Ein Beinbruch im Bowlingcenter ist laut Sozialgericht (SG) Berlin als Arbeitsunfall von der Unfallversicherung gedeckt, wenn sich der Unfall auf einer betrieblichen Weihnachtsfeier ereignet.

 

Betriebliche Weihnachtsfeier und Arbeitsunfall

 

Der Fall

Ein Team von Mitarbeitern des Jobcenters Lichtenberg hatte sich zur  Weihnachtsfeier in einem Bowlingcenter getroffen. 17 von 20 Kollegen machten mit, die Teamleiterin fiel wegen Erkrankung ihres Kindes überraschend aus. Als die Gruppe von der Bowlingbahn ins Restaurant wechseln wollte, stolperte die damals 55 jährige Klägerin über eine Stufe und brach sich das linke Bein. Sie war monatelang krankgeschrieben und musste 3 Wochen zur Kur. Von der zuständigen Unfallkasse Berlin begehrte die Klägerin die Anerkennung des Unfalls als Arbeitsunfall. Die Unfallkasse lehnte ab. Es sei keine offizielle Weihnachtsfeier der Behörde gewesen, sondern nur die private, selbst organisierte Veranstaltung eines kleinen Teams. Zudem habe die Feier außerhalb der Dienstzeit stattgefunden.

 

Das Urteil

Das SG wies diese Auffassung  zurück – es handele sich um einen Arbeitsunfall. Dazu zählten alle Unfälle, die der versicherten Arbeit zuzurechnen sind, im Unterschied zu Unfällen im privaten Bereich.
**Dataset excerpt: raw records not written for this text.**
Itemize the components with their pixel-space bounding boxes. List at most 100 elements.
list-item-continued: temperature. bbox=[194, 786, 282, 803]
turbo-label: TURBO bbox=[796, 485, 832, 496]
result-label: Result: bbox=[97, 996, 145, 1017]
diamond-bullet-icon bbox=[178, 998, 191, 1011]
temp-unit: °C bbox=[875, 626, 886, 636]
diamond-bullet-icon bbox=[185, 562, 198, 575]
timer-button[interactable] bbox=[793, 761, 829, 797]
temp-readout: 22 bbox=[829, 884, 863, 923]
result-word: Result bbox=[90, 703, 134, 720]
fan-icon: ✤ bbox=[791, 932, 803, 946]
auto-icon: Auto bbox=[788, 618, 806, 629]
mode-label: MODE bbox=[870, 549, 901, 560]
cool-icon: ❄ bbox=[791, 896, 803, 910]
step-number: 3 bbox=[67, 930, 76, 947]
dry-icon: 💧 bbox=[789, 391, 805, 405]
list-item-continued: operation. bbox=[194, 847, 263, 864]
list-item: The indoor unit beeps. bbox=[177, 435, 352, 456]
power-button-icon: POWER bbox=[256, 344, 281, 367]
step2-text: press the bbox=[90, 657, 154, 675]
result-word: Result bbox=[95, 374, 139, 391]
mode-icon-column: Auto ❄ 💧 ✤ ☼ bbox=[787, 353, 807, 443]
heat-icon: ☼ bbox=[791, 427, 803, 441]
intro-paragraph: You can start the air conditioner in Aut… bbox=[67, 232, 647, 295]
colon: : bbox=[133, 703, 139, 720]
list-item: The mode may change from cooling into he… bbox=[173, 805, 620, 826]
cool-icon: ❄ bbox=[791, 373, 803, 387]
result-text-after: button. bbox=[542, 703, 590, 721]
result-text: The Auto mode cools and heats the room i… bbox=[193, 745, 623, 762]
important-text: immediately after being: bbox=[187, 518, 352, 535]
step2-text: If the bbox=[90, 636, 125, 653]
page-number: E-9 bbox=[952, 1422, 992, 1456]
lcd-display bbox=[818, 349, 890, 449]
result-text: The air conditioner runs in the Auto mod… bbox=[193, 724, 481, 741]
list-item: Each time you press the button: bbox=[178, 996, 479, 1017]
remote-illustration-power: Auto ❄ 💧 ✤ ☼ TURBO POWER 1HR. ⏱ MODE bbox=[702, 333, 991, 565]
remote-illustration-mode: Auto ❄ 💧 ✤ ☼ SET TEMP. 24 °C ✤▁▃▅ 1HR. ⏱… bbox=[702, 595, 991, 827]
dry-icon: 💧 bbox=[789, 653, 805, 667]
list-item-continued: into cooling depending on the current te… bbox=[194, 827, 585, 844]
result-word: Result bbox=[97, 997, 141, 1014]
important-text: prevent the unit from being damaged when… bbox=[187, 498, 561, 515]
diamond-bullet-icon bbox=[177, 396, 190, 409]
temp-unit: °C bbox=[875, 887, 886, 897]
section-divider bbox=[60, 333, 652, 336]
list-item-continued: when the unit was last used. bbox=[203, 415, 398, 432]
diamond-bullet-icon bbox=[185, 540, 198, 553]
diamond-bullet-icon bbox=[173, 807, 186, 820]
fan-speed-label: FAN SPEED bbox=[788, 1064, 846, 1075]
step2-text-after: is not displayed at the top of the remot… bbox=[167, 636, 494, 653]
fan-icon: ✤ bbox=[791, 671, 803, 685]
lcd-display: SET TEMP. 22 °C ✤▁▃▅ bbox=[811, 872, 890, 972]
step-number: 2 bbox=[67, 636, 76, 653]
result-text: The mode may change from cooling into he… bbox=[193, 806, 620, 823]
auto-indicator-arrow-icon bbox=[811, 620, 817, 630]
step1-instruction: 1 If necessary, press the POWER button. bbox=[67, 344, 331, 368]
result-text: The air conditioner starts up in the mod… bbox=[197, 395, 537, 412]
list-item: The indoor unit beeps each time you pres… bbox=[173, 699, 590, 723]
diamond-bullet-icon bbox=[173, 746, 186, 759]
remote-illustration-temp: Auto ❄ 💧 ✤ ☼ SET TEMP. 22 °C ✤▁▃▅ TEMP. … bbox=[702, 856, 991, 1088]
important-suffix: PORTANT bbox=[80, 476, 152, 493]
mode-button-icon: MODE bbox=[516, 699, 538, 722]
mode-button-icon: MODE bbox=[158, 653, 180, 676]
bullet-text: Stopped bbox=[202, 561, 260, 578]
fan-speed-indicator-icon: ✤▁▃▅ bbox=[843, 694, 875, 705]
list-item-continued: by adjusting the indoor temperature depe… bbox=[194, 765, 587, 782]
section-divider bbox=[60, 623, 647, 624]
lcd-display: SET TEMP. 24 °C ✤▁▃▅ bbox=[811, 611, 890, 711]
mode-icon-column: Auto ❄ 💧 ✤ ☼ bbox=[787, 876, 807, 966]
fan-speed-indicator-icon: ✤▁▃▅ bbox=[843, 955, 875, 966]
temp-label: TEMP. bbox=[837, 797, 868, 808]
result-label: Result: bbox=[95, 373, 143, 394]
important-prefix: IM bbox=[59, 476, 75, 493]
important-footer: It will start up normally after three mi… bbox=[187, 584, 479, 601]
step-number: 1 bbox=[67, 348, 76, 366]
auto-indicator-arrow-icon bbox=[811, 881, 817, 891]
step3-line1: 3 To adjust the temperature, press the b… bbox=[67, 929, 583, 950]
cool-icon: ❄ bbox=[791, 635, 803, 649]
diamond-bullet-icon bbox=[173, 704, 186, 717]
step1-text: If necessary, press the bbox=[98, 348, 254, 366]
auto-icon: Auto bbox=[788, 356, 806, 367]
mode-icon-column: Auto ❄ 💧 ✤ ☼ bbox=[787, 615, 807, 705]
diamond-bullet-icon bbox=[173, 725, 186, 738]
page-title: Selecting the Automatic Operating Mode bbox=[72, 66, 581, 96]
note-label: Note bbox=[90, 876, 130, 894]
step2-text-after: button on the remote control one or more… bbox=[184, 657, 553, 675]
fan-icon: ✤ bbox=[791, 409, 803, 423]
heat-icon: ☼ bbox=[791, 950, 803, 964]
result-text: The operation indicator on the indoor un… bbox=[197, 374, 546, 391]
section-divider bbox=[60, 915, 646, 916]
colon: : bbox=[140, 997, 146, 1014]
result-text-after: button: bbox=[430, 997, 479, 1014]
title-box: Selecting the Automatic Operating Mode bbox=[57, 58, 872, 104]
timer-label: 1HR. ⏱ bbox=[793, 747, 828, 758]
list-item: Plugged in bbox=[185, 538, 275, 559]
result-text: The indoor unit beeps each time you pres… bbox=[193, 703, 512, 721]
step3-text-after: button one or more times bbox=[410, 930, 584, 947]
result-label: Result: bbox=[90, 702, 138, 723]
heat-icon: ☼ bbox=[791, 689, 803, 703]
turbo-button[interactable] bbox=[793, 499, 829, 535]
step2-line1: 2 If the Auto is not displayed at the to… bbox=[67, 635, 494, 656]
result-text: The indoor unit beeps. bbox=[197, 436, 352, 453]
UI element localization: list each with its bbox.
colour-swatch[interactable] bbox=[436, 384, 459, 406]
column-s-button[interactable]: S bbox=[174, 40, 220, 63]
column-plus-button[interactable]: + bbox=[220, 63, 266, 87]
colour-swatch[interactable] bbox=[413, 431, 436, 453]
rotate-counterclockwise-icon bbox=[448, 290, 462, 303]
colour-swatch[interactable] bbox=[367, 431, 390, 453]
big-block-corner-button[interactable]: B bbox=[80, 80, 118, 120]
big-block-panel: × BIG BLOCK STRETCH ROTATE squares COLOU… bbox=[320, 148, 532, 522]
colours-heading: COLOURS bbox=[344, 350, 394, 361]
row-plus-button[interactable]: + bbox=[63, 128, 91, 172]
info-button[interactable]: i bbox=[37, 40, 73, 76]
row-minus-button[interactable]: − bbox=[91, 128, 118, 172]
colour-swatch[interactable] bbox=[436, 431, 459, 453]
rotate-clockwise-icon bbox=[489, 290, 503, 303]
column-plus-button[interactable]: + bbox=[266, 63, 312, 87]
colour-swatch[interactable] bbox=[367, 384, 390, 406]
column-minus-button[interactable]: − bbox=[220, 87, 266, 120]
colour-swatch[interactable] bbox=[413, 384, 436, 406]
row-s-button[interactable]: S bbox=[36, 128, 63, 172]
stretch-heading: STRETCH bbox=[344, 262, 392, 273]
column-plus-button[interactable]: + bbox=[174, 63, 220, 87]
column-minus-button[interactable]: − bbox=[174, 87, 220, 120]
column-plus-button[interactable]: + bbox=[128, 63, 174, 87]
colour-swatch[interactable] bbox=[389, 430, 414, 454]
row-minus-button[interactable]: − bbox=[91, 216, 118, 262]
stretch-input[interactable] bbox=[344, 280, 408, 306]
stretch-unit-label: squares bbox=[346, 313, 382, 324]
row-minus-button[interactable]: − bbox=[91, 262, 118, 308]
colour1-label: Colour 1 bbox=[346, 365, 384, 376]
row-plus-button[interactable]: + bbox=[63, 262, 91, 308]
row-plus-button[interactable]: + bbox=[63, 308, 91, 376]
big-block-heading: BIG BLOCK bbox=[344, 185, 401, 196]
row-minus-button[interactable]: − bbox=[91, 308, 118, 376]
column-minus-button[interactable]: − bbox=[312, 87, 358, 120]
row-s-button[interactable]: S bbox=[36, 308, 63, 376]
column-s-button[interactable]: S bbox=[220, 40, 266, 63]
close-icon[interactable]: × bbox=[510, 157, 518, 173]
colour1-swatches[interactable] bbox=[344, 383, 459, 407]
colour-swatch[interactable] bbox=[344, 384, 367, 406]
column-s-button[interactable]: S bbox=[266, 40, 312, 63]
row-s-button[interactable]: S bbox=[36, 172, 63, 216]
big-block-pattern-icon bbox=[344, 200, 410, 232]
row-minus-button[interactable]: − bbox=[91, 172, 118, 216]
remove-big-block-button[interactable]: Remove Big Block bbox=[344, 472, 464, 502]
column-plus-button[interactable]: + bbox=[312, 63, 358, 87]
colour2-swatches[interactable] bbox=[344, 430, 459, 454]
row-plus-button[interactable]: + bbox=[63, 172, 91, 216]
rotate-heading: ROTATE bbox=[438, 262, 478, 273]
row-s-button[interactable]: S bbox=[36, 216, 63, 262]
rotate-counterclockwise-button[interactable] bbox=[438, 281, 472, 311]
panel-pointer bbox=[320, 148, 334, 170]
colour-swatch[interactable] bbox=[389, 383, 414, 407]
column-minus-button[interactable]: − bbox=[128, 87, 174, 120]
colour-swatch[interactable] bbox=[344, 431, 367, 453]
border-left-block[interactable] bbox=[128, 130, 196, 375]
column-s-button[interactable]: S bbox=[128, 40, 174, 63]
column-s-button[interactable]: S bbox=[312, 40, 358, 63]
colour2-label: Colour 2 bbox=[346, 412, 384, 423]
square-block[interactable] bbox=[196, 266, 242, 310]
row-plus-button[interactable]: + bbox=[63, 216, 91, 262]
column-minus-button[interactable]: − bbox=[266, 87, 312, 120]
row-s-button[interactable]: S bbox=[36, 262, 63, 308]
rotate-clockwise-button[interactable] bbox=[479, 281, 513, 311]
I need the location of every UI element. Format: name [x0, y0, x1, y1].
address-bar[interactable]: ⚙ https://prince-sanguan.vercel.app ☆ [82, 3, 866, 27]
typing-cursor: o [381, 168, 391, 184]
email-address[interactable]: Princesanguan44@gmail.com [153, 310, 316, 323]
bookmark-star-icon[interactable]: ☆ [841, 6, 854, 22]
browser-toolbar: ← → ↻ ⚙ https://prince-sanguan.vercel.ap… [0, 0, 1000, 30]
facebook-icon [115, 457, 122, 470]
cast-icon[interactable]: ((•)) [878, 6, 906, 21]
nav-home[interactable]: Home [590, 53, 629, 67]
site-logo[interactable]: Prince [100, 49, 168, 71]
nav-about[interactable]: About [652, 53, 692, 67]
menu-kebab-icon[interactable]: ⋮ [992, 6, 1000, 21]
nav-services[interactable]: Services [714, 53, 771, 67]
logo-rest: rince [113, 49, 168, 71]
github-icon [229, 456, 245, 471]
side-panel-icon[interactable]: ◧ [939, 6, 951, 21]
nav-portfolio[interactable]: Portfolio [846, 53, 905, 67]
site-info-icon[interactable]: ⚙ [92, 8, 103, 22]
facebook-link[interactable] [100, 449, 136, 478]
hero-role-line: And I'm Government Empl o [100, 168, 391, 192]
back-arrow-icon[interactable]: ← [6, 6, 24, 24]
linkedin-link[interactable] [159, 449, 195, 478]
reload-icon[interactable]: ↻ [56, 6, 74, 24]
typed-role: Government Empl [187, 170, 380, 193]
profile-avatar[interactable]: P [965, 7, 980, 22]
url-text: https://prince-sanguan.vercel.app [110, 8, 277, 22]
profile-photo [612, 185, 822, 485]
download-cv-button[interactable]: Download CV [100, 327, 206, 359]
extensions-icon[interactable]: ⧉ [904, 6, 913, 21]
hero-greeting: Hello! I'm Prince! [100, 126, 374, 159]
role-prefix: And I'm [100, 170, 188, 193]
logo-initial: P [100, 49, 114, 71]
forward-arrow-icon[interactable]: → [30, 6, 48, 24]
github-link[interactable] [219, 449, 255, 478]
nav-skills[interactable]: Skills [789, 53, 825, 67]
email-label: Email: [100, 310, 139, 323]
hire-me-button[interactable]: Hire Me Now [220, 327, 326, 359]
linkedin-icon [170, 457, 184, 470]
Unfälle im Zusammenhang mit Betriebsfeiern oder Betriebsausflügen sind versichert, wenn es sich um eine „betriebliche Gemeinschaftsveranstaltung“ handelt. Das Gericht hatte dazu die damalige Teamleiterin befragt, die die vom Bundessozialgericht (BSG) in ständiger Rechtsprechung aufgestellten Voraussetzungen für eine Betriebsfeier bestätigte:

  • Die Feier sollte die Betriebsverbundenheit unter Kollegen und mit den Chefs fördern,
  • Der Chef billigte und förderte die Feier, übernimmt z. B. die Organisation. Er oder sein Vertreter machen selbst mit (oder hatten dies – wie hier – zumindest fest vor).
  • Alle Betriebsangehörigen (bei großen Betrieben – wie hier - wenigstens alle einer Abteilung) können teilnehmen, nicht nur einige ausgewählte.